Aux États-Unis, 74 réacteurs peuvent fonctionner 20 ans de plus qu’initialement prévu. Certains envisagent une exploitation jusqu’à 80 ans. En France, la durée initiale des réacteurs a été fixée à 40 ans. Mais le cadre réglementaire français ne donne pas de limite théorique à la durée d’exploitation, et réévalue la sûreté tous les 10 ans. L’investissement total pour ces 58 réacteurs jusqu’en 2025 est d’environ 70 milliards USD2010. En Russie, la durée d’exploitation initiale de 30 ans a été portée à 45 ans pour les réacteurs VVER440 et à 55 ans pour les VVER1000. Dans les pays étudiés par l’AEN [1], les prolongations coûtent 500 à 1 100 USD2010/kWe selon l’ampleur des travaux.

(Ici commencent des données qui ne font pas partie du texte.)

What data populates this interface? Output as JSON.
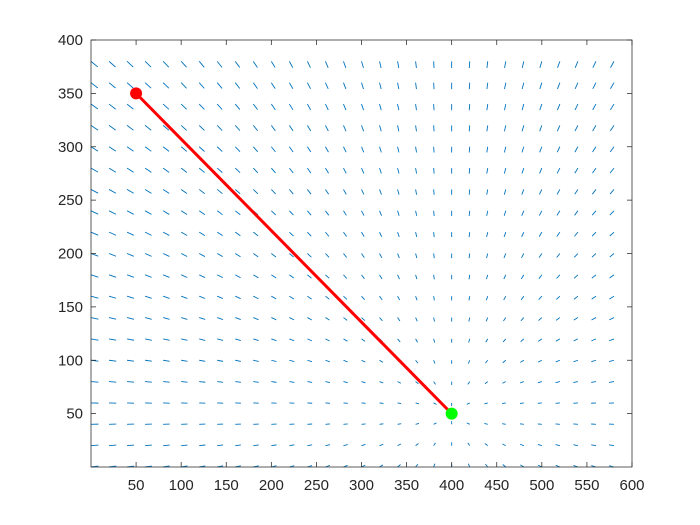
{
  "chart_data": {
    "type": "quiver",
    "title": "",
    "xlabel": "",
    "ylabel": "",
    "xlim": [
      0,
      600
    ],
    "ylim": [
      0,
      400
    ],
    "x_ticks": [
      50,
      100,
      150,
      200,
      250,
      300,
      350,
      400,
      450,
      500,
      550,
      600
    ],
    "y_ticks": [
      50,
      100,
      150,
      200,
      250,
      300,
      350,
      400
    ],
    "grid": false,
    "legend": "none",
    "vector_field": {
      "x_range": [
        0,
        580,
        20
      ],
      "y_range": [
        0,
        380,
        20
      ],
      "attractor": [
        400,
        50
      ],
      "color": "#0072BD"
    },
    "series": [
      {
        "x": [
          50,
          400
        ],
        "y": [
          350,
          50
        ],
        "color": "#FF0000"
      }
    ],
    "markers": [
      {
        "x": 50,
        "y": 350,
        "color": "#FF0000"
      },
      {
        "x": 400,
        "y": 50,
        "color": "#00FF00"
      }
    ]
  }
}
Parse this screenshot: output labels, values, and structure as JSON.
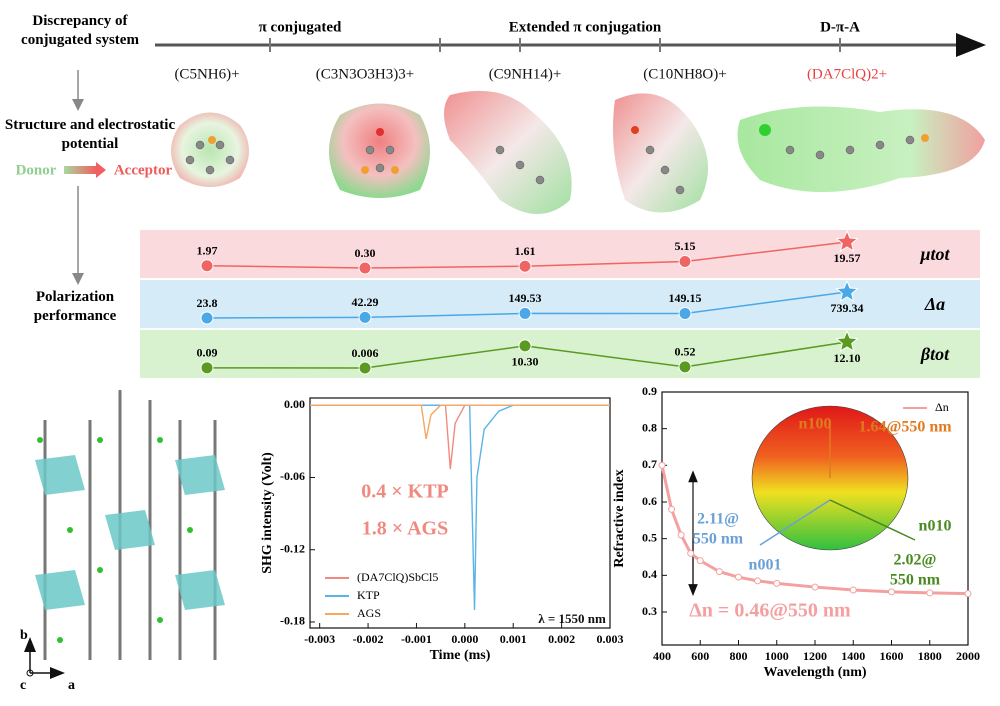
{
  "scheme": {
    "axis_title": "Discrepancy of conjugated system",
    "stages": [
      "π conjugated",
      "Extended π conjugation",
      "D-π-A"
    ],
    "structure_label": "Structure and electrostatic potential",
    "donor": "Donor",
    "acceptor": "Acceptor",
    "performance_label": "Polarization performance"
  },
  "crystal_axes": [
    "b",
    "c",
    "a"
  ],
  "chart_data": [
    {
      "type": "dotrow",
      "categories": [
        "(C5NH6)+",
        "(C3N3O3H3)3+",
        "(C9NH14)+",
        "(C10NH8O)+",
        "(DA7ClQ)2+"
      ],
      "series": [
        {
          "name": "μtot",
          "color": "#f06464",
          "values": [
            1.97,
            0.3,
            1.61,
            5.15,
            19.57
          ],
          "value_labels": [
            "1.97",
            "0.30",
            "1.61",
            "5.15",
            "19.57"
          ]
        },
        {
          "name": "Δa",
          "color": "#4aa8e8",
          "values": [
            23.8,
            42.29,
            149.53,
            149.15,
            739.34
          ]
        },
        {
          "name": "βtot",
          "color": "#5a9a20",
          "values": [
            0.09,
            0.006,
            10.3,
            0.52,
            12.1
          ],
          "value_labels": [
            "0.09",
            "0.006",
            "10.30",
            "0.52",
            "12.10"
          ]
        }
      ]
    },
    {
      "type": "line",
      "xlabel": "Time (ms)",
      "ylabel": "SHG intensity (Volt)",
      "xlim": [
        -0.0032,
        0.003
      ],
      "ylim": [
        -0.185,
        0.006
      ],
      "xticks": [
        -0.003,
        -0.002,
        -0.001,
        {
          "value": 0,
          "label": "0.000"
        },
        0.001,
        0.002,
        0.003
      ],
      "yticks": [
        {
          "value": 0,
          "label": "0.00"
        },
        -0.06,
        -0.12,
        -0.18
      ],
      "legend": "lower left",
      "annotations": [
        "0.4 × KTP",
        "1.8 × AGS",
        "λ = 1550 nm"
      ],
      "series": [
        {
          "name": "(DA7ClQ)SbCl5",
          "color": "#f08a80",
          "x": [
            -0.0032,
            -0.0004,
            -0.0003,
            -0.0002,
            0,
            0.003
          ],
          "values": [
            0,
            0,
            -0.053,
            -0.015,
            0,
            0
          ]
        },
        {
          "name": "KTP",
          "color": "#5ab4e8",
          "x": [
            -0.0032,
            0.0001,
            0.0002,
            0.00025,
            0.0004,
            0.0007,
            0.001,
            0.003
          ],
          "values": [
            0,
            0,
            -0.17,
            -0.06,
            -0.02,
            -0.005,
            0,
            0
          ]
        },
        {
          "name": "AGS",
          "color": "#f5a860",
          "x": [
            -0.0032,
            -0.0009,
            -0.0008,
            -0.0007,
            -0.0005,
            0.003
          ],
          "values": [
            0,
            0,
            -0.028,
            -0.008,
            0,
            0
          ]
        }
      ]
    },
    {
      "type": "line",
      "xlabel": "Wavelength (nm)",
      "ylabel": "Refractive index",
      "xlim": [
        400,
        2000
      ],
      "ylim": [
        0.21,
        0.9
      ],
      "xticks": [
        400,
        600,
        800,
        1000,
        1200,
        1400,
        1600,
        1800,
        2000
      ],
      "yticks": [
        0.3,
        0.4,
        0.5,
        0.6,
        0.7,
        0.8,
        0.9
      ],
      "legend": "upper right",
      "markers": true,
      "annotations": [
        "Δn = 0.46@550 nm",
        "n100",
        "1.64@550 nm",
        "2.11@",
        "550 nm",
        "n001",
        "n010",
        "2.02@",
        "550 nm"
      ],
      "series": [
        {
          "name": "Δn",
          "color": "#f4a0a0",
          "x": [
            400,
            450,
            500,
            550,
            600,
            700,
            800,
            900,
            1000,
            1200,
            1400,
            1600,
            1800,
            2000
          ],
          "values": [
            0.7,
            0.58,
            0.51,
            0.46,
            0.44,
            0.41,
            0.395,
            0.385,
            0.378,
            0.368,
            0.36,
            0.355,
            0.352,
            0.35
          ]
        }
      ]
    }
  ]
}
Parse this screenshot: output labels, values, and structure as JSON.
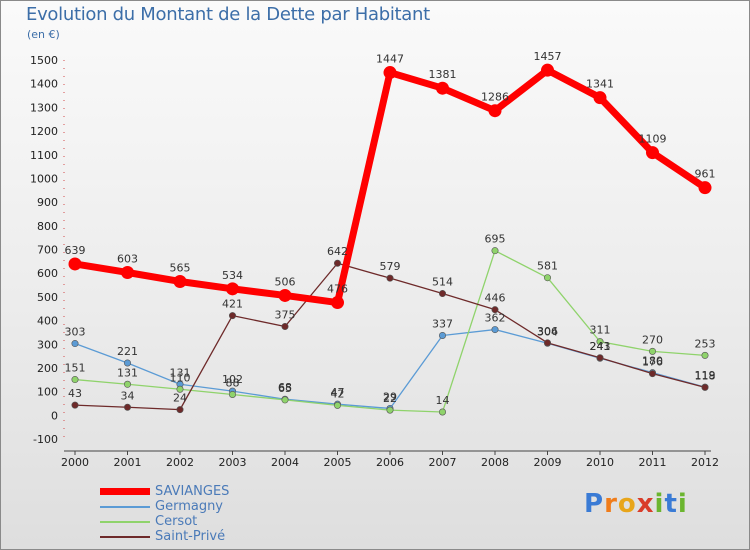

L’impact des modifications post-Fukushima est estimé à 10-17 % de l’investissement de prolongation initialement prévu. Dans la plupart des cas, exploiter les centrales dix ans de plus est rentable. Le LCOEEOj des pays étudiés par l’AEN [2] est entre 30-58 USD2010/MWh pour une exploitation prolongée de 20 ans et de 30 à 71 USD2010/MWh pour une prolongation de 10 ans. Les coûts moyens de production après -rénovation restent encore inférieurs à ceux des énergies renouvelables. Toutefois, aux États-Unis, si le prix du gaz reste durablement bas, la prolongation des centrales nucléaires pourrait être économiquement contestable.

Tout projet de prolongation d’exploitation doit anticiper les -exigences de sûreté concernant le vieillissement et l’amélioration de la gestion de la marge de sûreté tout au long de la durée de vie de la centrale. À cet égard, les programmes de surveillance sont essentiels. Un programme efficace de gestion du vieillissement est un élément clé d’une exploitation sûre et fiable pendant les délais prévus à l’origine et même au-delà.


 Belgique, Finlande, France, Hongrie, Corée, Suisse, Royaume-Uni, États-Unis.

Belgique, France, Hongrie, Corée, Suisse, États-Unis.